Perhaps the best way to recognize a spitting spider is by the very convex shape of its cephalothorax. This body section has to be large and domed to accommodate the arachnid’s enormous venom glands. Don’t jump to conclusions, the spitting spiders are not at all dangerous to people. However, insects, and even other spiders, should take heed.
The venom glands of scytodids are divided into two lobes, the front lobe of which houses traditional venom designed to paralyze the prey and begin the digestive process. The hind lobe of the venom glands contains large amounts of what can only be described as the arachnid equivalent of Krazy Glue.

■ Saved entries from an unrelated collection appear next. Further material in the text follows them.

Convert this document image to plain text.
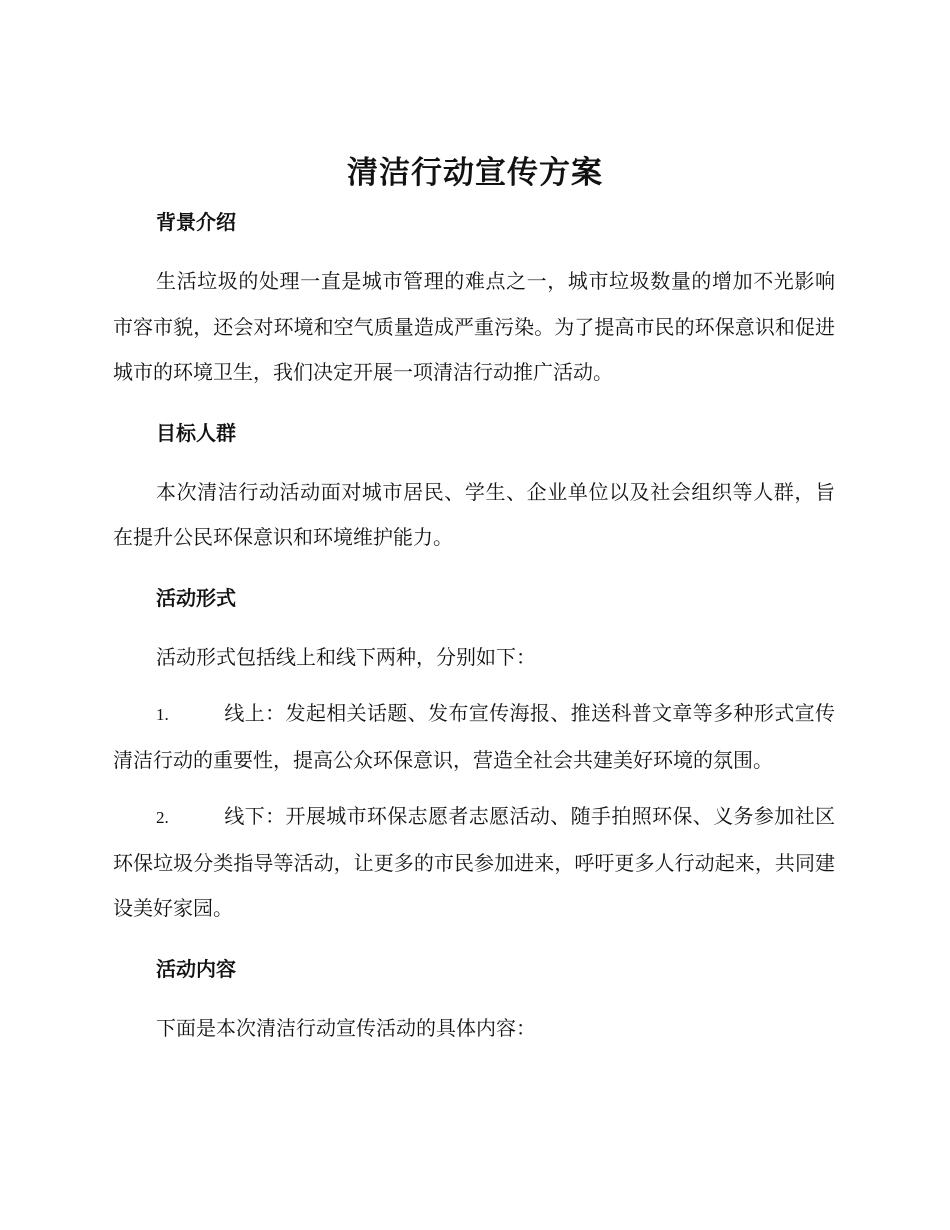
清洁行动宣传方案

背景介绍

生活垃圾的处理一直是城市管理的难点之一，城市垃圾数量的增加不光影响市容市貌，还会对环境和空气质量造成严重污染。为了提高市民的环保意识和促进城市的环境卫生，我们决定开展一项清洁行动推广活动。

目标人群

本次清洁行动活动面对城市居民、学生、企业单位以及社会组织等人群，旨在提升公民环保意识和环境维护能力。

活动形式

活动形式包括线上和线下两种，分别如下：

1.	线上：发起相关话题、发布宣传海报、推送科普文章等多种形式宣传清洁行动的重要性，提高公众环保意识，营造全社会共建美好环境的氛围。

2.	线下：开展城市环保志愿者志愿活动、随手拍照环保、义务参加社区环保垃圾分类指导等活动，让更多的市民参加进来，呼吁更多人行动起来，共同建设美好家园。

活动内容

下面是本次清洁行动宣传活动的具体内容：
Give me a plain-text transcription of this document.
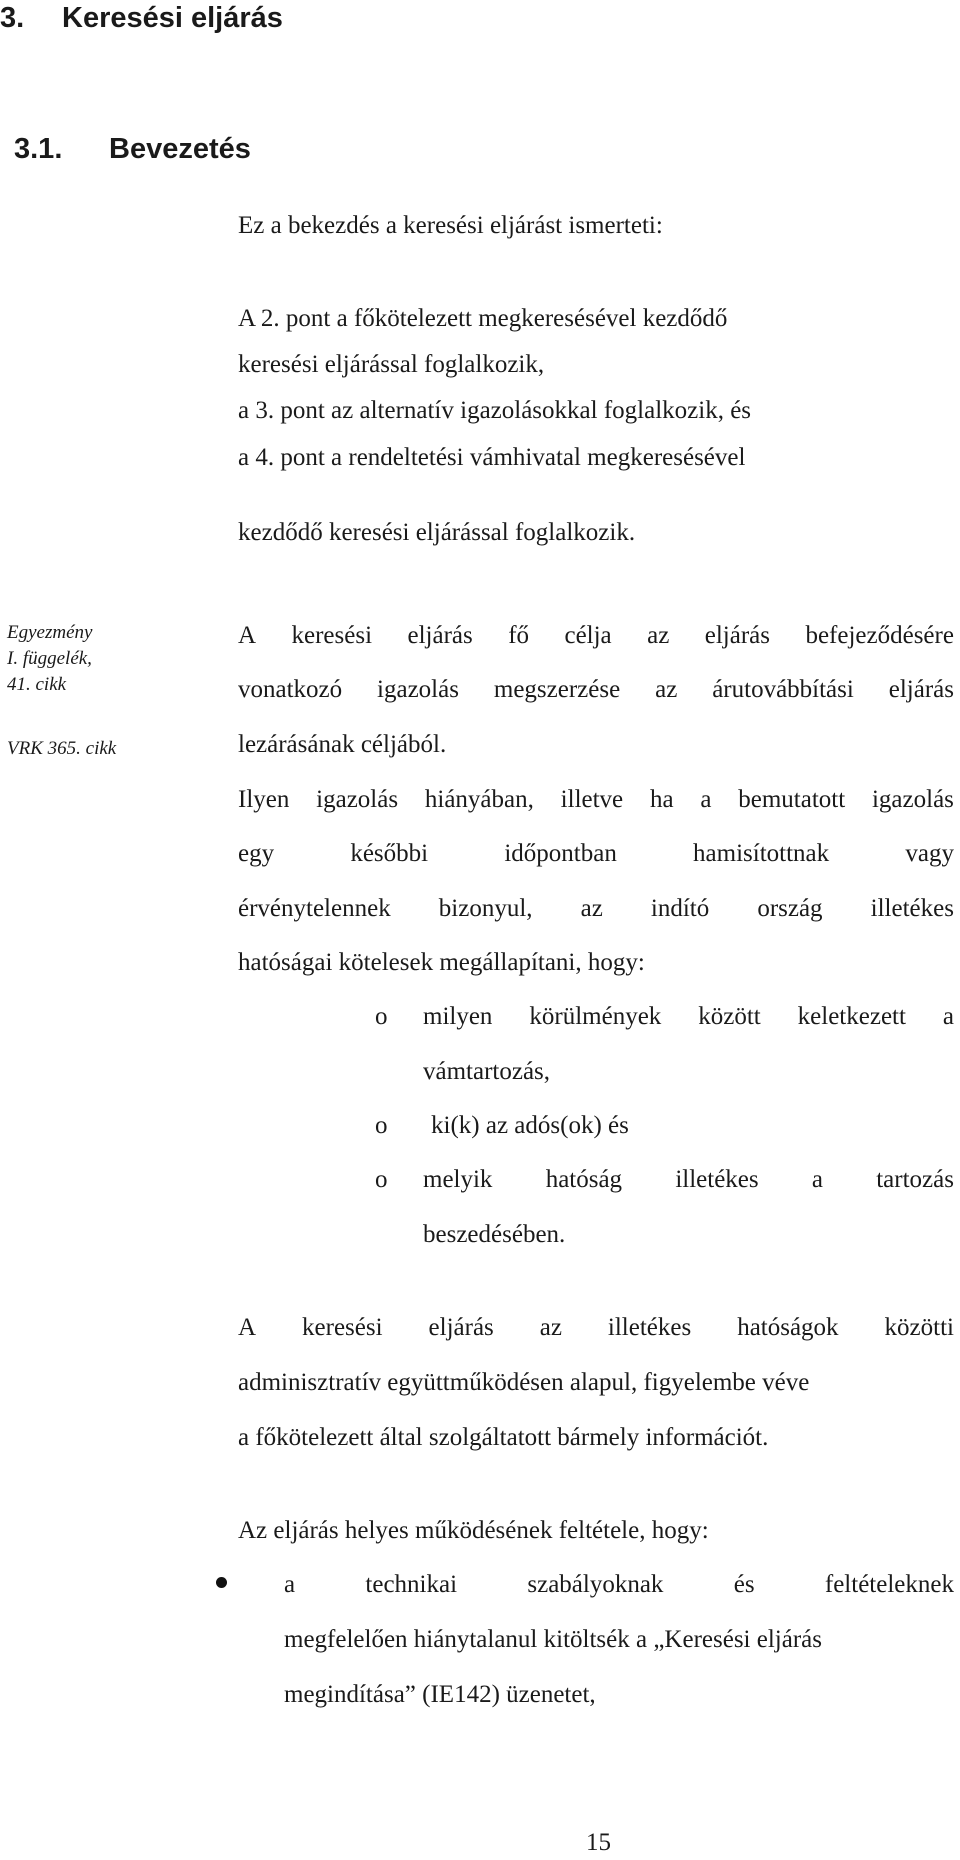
3. Keresési eljárás
3.1. Bevezetés
Ez a bekezdés a keresési eljárást ismerteti:
A 2. pont a főkötelezett megkeresésével kezdődő
keresési eljárással foglalkozik,
a 3. pont az alternatív igazolásokkal foglalkozik, és
a 4. pont a rendeltetési vámhivatal megkeresésével
kezdődő keresési eljárással foglalkozik.
Egyezmény
I. függelék,
41. cikk
VRK 365. cikk
A keresési eljárás fő célja az eljárás befejeződésére
vonatkozó igazolás megszerzése az árutovábbítási eljárás
lezárásának céljából.
Ilyen igazolás hiányában, illetve ha a bemutatott igazolás
egy	későbbi	időpontban	hamisítottnak	vagy
érvénytelennek bizonyul, az indító ország illetékes
hatóságai kötelesek megállapítani, hogy:
o milyen körülmények között keletkezett a
vámtartozás,
o ki(k) az adós(ok) és
o melyik hatóság illetékes a tartozás
beszedésében.
A keresési eljárás az illetékes hatóságok közötti
adminisztratív együttműködésen alapul, figyelembe véve
a főkötelezett által szolgáltatott bármely információt.
Az eljárás helyes működésének feltétele, hogy:
a	technikai	szabályoknak	és	feltételeknek
megfelelően hiánytalanul kitöltsék a „Keresési eljárás
megindítása” (IE142) üzenetet,
15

Spitting spiders stalk potential prey cautiously, with slow, deliberate movements. When the victim is within a few centimeters, the spider lets go with a rapid-fire barrage of its sticky venom. The victim is instantly adhered to whatever surface it was sitting on. Seriously, the attack lasts a total of thirty milliseconds. No, I am not making this up. I swear, there are videos to prove it.
The “glue” is very similar to spider silk in that it solidifies into elastic threads that contract up to 50%, helping to bind the prey tightly. The threads form a zigzag pattern as a result of rapid oscillation of each jaw. The glue is shot out of each fang.
Interestingly, the long-legged species of spitting spiders also spin webs, in the traditional manner, with silk from the spinnerets at the tip of the abdomen. The webs are tangled and sheet-like, similar to those of cellar spiders (family Pholcidae). Individuals may be quite tolerant of each other, even living communally in some cases.
I found three specimens on the exterior of the house in South Carolina, and apparently several species in the genus Scytodes are often found associated with human habitations. I have not positively identified which species this is, and of the seven known species in North America, at least three are introduced from the tropics. There are also very likely more species that remain undescribed by scientists.
Female Scytodes do not build an elaborate egg sac, but simply wrap their eggs loosely in a thin sheet of silk and secure the package beneath their bodies. An average clutch varies from 20-40 eggs.
Incidentally, there are also “short-legged” species in the Scytodes genus. They tend to be found on the ground in leaf litter, or under rocks. They are strictly wandering hunters that do not spin webs.
The most widely-distributed spitting spider in North America is Scytodes thoracica, an ornately-marked animal that ranges from Canada south, west to at least St. Louis, Missouri and Ames, Iowa. This is a small-bodied spider, females measuring 4-6 millimeters, and males about 4 millimeters. The long legs make them look larger, of course. The specimens shown here were about 6-8 millimeters in body length, and may represent Scytodes longipes, one of those exotic imports mentioned earlier.
Sources: Foelix, Rainer F. 2011. Biology of Spiders (3rd Ed.). Oxford: Oxford University Press. 419 pp.
Ubick, D., P. Paquin, P. E. Cushing, and V. Roth, eds. 2005. Spiders of North America: an identification manual. American Arachnological Society. 377 pp.
Valerio, Carlos E. 1981. “Spitting Spiders (Araneae, Scytodidae, Scytodes) from Central America,” Bull. Amer. Mus. Nat. Hist. 170: 80-89.